Greek-American Victoria Stavridou-Coleman announced as new DARPA Director

Victoria Stavridou-Coleman has been appointed as the new director of the Defense Advanced Research Projects Agency (DARPA).

Hailing from Greece, she is one of the few foreign-born people leading the military’s secretive band of futuristic scientists, at a time when there is an urgent need to bring military software into the 21st century.

She’s held top positions at the University of California, Berkeley’s Center for Information Technology Research in the Interest of Society, Silicon Valley startup Atlas AI, the Wikimedia Foundation, and household names such as Yahoo and Samsung.
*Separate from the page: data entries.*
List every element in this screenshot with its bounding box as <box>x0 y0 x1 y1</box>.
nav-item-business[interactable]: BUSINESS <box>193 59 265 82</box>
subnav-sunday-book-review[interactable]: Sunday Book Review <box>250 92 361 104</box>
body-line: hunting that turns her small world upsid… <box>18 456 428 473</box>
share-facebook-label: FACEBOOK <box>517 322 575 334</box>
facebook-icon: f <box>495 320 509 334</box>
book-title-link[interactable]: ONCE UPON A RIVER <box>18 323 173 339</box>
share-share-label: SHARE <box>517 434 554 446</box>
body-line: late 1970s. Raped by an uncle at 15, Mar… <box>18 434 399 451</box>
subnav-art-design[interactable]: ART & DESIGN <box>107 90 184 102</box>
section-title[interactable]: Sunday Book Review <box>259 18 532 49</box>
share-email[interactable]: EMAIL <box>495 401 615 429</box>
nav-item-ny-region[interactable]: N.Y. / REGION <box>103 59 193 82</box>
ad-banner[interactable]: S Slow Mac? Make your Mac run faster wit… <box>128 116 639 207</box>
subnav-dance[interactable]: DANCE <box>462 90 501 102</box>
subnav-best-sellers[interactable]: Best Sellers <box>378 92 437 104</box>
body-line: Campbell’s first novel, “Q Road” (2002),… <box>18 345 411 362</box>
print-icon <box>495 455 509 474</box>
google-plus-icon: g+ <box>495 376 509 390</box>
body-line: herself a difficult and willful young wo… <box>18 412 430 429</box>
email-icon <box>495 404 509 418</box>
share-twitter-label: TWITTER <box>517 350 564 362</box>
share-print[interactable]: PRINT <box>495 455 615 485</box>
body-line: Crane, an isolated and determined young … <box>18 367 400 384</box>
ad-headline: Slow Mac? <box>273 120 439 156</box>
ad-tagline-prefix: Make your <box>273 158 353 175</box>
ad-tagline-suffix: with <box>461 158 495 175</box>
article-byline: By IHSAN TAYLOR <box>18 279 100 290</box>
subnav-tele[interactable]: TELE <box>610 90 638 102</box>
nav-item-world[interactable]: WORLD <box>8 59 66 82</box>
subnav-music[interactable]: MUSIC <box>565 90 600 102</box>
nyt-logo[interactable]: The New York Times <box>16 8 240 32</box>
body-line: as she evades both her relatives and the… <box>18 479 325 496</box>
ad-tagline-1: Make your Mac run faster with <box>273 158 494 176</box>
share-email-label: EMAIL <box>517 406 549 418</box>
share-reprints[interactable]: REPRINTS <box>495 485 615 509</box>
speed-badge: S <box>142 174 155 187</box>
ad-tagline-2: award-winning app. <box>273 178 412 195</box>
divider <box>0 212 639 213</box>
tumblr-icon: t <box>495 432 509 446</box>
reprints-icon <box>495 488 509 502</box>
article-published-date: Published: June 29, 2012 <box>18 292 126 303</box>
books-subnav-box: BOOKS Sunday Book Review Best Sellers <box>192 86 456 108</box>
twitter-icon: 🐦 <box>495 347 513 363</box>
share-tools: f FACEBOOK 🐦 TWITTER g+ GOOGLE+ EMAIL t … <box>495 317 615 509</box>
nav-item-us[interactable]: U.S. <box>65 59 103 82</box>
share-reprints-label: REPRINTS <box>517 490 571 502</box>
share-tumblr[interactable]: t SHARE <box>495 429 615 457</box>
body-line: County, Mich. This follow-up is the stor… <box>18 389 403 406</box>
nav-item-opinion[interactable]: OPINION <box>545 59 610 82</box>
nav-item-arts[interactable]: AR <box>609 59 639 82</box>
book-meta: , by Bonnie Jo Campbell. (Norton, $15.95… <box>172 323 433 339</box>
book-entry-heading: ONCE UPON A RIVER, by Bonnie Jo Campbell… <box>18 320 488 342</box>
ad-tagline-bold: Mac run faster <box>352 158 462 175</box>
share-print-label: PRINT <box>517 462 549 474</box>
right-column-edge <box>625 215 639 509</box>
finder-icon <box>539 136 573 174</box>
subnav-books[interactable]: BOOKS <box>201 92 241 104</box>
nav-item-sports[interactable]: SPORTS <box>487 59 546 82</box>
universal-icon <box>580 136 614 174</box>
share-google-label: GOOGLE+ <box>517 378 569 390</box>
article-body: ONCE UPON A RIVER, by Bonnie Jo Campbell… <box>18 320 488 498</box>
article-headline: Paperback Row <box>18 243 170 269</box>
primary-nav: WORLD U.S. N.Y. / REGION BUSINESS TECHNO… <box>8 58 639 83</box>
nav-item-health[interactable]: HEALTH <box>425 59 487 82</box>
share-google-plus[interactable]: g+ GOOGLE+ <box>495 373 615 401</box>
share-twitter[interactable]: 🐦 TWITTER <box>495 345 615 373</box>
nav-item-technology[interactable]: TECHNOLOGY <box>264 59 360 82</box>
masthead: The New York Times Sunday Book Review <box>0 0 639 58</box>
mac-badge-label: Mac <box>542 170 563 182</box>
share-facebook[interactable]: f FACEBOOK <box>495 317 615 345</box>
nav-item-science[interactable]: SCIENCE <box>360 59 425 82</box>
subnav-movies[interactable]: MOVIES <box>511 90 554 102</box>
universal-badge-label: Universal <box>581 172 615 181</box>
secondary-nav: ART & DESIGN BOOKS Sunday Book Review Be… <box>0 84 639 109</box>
Victoria Stavridou-Coleman is the third woman to lead the agency since it was founded in 1958.

According to Air Force Magazine, ‘Coleman is taking the helm in an era when the Pentagon’s push to accelerate research and development is a central piece of its global competition strategy. From hypersonic weapons to quantum computing, her challenge will be to find areas where no one else is exploring, and to anticipate how DOD’s tech priorities might evolve over the coming decades.’

“DARPA is in the business of systematic changemaking, not just about discovering what the new breakthrough might be,” Coleman said. “It’s also about being there and seeing it over the line.”

After becoming the first in her family to attend college, Coleman wants to use her prestigious post to offer others like her the same opportunities.

“If I can do this, how many other kids like me believe that they can do it, too?” she said. “There’s something magical about a country that makes opportunities like being the director of DARPA available to people like me.”

Defense Advanced Research Projects Agency (DARPA)

The Defense Advanced Research Projects Agency is a research and development agency of the United States Department of Defense responsible for the development of emerging technologies for use by the military.

Currently, their mission statement is “to make pivotal investments in breakthrough technologies for national security”.